Photo credit: Lizandro Segura

What motivates my artistic practice is my life investment in social justice. I interrogate oppressive systems to give voice to marginalized narratives and personal stories, and to propagate poetic expressions of local and global perspectives. My approach to artmaking is deeply informed by my passion for social justice and my personal experience as a woman and a member of persecuted Baha’i minority in Iran, as an immigrant in Boston, and as an educator. I consider my art a voice for the margins communicated through the poetry of visuals.”

”My practice builds upon what I call “Art as Ecosystem,” a network of collaborations with multiplicity of narratives that investigate social systems and occupy public sites as a critical discourse.”

”My process of artmaking provides an avenue for studying social, cultural, and political issues and engagements. Installations provide the third space to bring a variety of mediums together with audiences in order to create a place for contemplation; a place for re/defining our definitions of self and others. The artwork itself is complete only within the dialogue and conversations created as a result of audience interaction and participation.”

”I am interested in the fluctuating space of cross-cultural encounter; as a result, I create collaborative projects, physically bringing artists from different backgrounds together to co-create works that reflect our shared concerns as they transform and fuse together in the creative process.
— Rashin Fahandej

 

Rashin Fahandej is an Iranian-American artist and independent filmmaker. Her work centers on personal histories, marginalized voices, and the role of media, technology and public collaboration in generating social change.  Her work, solo and collaborative, has been exhibited locally and internationally at numerous venues. Her projects engage a variety of social, political and cultural issues through conceptual, psychological as well as aesthetic explorations. 

 A Father’s Lullaby, her research/creation project at MIT Open Documentary Lab, considers the absence of fathers in communities of color as a direct result of mass incarceration, its life-long impact on children who are left behind and its weight on women and lower-income families, explored through the space of love and intimacy.
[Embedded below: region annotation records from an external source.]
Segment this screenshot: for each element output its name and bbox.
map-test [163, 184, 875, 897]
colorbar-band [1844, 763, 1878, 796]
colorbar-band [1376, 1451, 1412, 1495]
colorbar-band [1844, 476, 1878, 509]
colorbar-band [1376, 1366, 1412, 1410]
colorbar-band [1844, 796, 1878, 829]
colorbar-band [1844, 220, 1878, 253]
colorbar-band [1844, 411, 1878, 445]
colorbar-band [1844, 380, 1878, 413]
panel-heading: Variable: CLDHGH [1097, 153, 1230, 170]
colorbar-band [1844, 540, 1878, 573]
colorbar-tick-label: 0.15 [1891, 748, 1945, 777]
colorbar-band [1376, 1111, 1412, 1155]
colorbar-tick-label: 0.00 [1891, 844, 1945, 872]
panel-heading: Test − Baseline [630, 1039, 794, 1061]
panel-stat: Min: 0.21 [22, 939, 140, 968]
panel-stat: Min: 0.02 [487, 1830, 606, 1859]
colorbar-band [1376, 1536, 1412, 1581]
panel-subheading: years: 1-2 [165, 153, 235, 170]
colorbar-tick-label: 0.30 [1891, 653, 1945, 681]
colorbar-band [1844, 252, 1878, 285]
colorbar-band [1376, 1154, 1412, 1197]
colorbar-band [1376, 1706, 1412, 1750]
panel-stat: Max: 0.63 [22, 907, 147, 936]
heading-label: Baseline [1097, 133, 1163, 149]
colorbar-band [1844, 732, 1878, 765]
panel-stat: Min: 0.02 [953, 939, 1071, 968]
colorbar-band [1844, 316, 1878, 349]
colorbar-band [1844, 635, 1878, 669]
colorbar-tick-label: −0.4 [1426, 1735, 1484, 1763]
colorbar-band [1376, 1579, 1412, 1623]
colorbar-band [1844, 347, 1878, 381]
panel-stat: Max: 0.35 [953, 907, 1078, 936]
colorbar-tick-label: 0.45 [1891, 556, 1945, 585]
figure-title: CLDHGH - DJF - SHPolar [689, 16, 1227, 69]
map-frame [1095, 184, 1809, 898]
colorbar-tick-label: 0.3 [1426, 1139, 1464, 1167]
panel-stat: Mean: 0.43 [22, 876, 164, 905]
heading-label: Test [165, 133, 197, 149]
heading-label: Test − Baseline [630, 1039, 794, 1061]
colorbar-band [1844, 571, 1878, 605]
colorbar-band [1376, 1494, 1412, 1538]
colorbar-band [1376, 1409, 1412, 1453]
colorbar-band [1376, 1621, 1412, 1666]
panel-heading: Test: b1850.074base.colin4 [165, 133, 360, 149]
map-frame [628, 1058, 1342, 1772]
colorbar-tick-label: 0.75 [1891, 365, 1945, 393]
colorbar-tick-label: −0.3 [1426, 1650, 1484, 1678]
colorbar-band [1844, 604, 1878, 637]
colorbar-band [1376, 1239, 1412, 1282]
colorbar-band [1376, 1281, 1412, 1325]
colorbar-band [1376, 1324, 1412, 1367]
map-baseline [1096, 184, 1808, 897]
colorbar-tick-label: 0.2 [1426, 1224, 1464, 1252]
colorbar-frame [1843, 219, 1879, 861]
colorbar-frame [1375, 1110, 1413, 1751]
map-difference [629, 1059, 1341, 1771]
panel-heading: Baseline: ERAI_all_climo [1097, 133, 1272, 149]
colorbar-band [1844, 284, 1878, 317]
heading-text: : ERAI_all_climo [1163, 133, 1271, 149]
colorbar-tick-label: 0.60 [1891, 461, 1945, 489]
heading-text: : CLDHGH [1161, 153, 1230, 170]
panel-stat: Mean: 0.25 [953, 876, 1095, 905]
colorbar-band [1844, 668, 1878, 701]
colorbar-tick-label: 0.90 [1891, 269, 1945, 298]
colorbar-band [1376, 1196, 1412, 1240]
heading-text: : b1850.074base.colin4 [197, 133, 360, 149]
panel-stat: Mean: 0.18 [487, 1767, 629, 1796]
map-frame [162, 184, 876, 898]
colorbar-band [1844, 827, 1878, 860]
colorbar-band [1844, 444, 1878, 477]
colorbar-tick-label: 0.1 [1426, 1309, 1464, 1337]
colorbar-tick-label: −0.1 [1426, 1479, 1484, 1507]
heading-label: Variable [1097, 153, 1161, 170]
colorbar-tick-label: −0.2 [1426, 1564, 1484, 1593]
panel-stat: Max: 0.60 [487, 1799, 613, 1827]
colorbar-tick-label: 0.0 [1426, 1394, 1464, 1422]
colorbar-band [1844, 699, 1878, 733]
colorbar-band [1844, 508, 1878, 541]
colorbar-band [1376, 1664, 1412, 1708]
The project is being developed with community members as creative collaborators, and many local institutions including Boston Center for the Arts, Federal Probation Office, Office of Returning Citizens, and Community Music Center of Boston. 

In 2016-17 as Boston Artists-In-Residence with Mayor’s office of art and culture Fahandej created IN-SIGHT Boston, a community collaborative project exploring youth violence, access, and equality.  

Fahandej’s ongoing project, Marginalia, is a series of poetic feature documentaries exploring the life of U.S. immigrants from persecuted minorities of Iran. Her films draw millions of Persian speaking viewers, igniting conversations around tabooed subjects such as Baha’i minorities.  She has served as an artistic director for the award-winning project, Rebuilding the Gwozdziec Synagogue in Poland.  

Fahandej's recent exhibits include a public sound installation at Boston Center for the Art’s public plaza, 2018 and a participatory public media installation inside a shipping container at Boston City Hall Square, HUBweek 2018.    

Fahandej is the 2019 Mass Cultural Council Artist Fellow,  Artist in Residence at ThoughtWork Arts and James and Audrey Foster Prize recipient with an upcoming exhibition at the Institute of Contemporary Arts in Boston August 2019 - Jan 2020.